Sources deny Sculptures deal report

Sources deny Sculptures  deal report

Sources within the Culture Ministry have dismissed a report by Bloomberg on Tuesday that the British Museum and Athens’ Acropolis Museum are nearing a deal that would see the Parthenon Sculptures returned to Greece over time as part of a cultural exchange.

The deal would putt an end to a feud over historical artifacts that dates back to the 1800s.

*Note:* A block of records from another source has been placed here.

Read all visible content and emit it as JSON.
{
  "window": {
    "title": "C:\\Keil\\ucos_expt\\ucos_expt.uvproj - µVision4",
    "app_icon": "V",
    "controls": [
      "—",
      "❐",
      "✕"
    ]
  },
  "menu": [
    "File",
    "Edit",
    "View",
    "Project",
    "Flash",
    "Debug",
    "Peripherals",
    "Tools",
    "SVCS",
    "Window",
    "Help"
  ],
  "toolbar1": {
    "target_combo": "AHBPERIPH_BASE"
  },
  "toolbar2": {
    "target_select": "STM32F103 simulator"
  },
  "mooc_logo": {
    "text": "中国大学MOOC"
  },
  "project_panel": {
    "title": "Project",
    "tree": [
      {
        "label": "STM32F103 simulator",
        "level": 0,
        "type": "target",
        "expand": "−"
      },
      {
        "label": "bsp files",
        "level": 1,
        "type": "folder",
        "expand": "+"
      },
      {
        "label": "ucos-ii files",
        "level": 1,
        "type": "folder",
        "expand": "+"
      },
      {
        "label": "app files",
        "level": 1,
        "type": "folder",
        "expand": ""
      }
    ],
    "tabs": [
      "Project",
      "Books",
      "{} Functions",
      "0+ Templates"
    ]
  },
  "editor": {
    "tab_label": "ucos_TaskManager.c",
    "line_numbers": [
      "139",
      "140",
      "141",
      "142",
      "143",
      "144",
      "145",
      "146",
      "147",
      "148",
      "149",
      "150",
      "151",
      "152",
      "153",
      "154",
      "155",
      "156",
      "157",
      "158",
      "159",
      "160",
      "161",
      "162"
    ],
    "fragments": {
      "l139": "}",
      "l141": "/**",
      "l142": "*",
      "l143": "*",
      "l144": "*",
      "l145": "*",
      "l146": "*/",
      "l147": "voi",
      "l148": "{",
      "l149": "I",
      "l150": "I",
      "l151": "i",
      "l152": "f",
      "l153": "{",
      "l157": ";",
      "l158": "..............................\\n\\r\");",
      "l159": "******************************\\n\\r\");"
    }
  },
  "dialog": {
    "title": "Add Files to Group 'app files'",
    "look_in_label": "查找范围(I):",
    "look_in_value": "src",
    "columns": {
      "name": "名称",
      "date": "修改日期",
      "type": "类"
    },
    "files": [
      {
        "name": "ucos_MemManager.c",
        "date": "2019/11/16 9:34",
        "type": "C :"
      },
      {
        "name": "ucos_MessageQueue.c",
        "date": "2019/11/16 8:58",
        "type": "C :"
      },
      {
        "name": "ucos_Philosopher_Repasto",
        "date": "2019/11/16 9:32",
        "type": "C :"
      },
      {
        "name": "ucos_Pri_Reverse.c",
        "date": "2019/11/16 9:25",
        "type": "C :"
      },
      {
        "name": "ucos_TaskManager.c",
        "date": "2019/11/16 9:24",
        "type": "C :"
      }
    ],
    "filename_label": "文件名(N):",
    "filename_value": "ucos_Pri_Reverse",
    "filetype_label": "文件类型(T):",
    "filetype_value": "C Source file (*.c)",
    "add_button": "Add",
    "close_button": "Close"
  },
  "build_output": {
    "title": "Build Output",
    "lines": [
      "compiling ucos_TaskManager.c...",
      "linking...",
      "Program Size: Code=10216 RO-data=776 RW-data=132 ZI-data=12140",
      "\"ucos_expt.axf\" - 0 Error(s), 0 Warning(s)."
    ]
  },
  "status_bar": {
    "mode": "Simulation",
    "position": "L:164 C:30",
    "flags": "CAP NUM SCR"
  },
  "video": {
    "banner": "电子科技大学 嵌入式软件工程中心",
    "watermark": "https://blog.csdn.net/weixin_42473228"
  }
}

Citing persons familiar with the matter who declined to be identified because a deal hasn’t been finalized, Bloomberg said an agreement would see a part of the marble sculptures sent to Athens on a rotating basis over several years. Other pieces would be effectively loaned to the London museum in exchange, and Britain may even obtain plaster reproductions of the Parthenon statues.

According to these sources, any agreement may be similar to the one reached last year, in which Greece reclaimed 161 antique treasures from New York’s Metropolitan Museum of Art. This deal, which also includes a Delaware-based cultural institution, will see marble sculptures collected by an American millionaire progressively returned to Greece after being presented at the Met, with other works traveling in the opposite direction, in a lengthy process lasting between 2023 and 2048.

The Sculptures were hacked from the Parthenon temple on the Acropolis in Athens by Lord Elgin, the British envoy to the Ottoman Empire, in the early 19th century and transferred to Britain. 

​​​​​​In recent decades, Greek governments have increased requests for their return.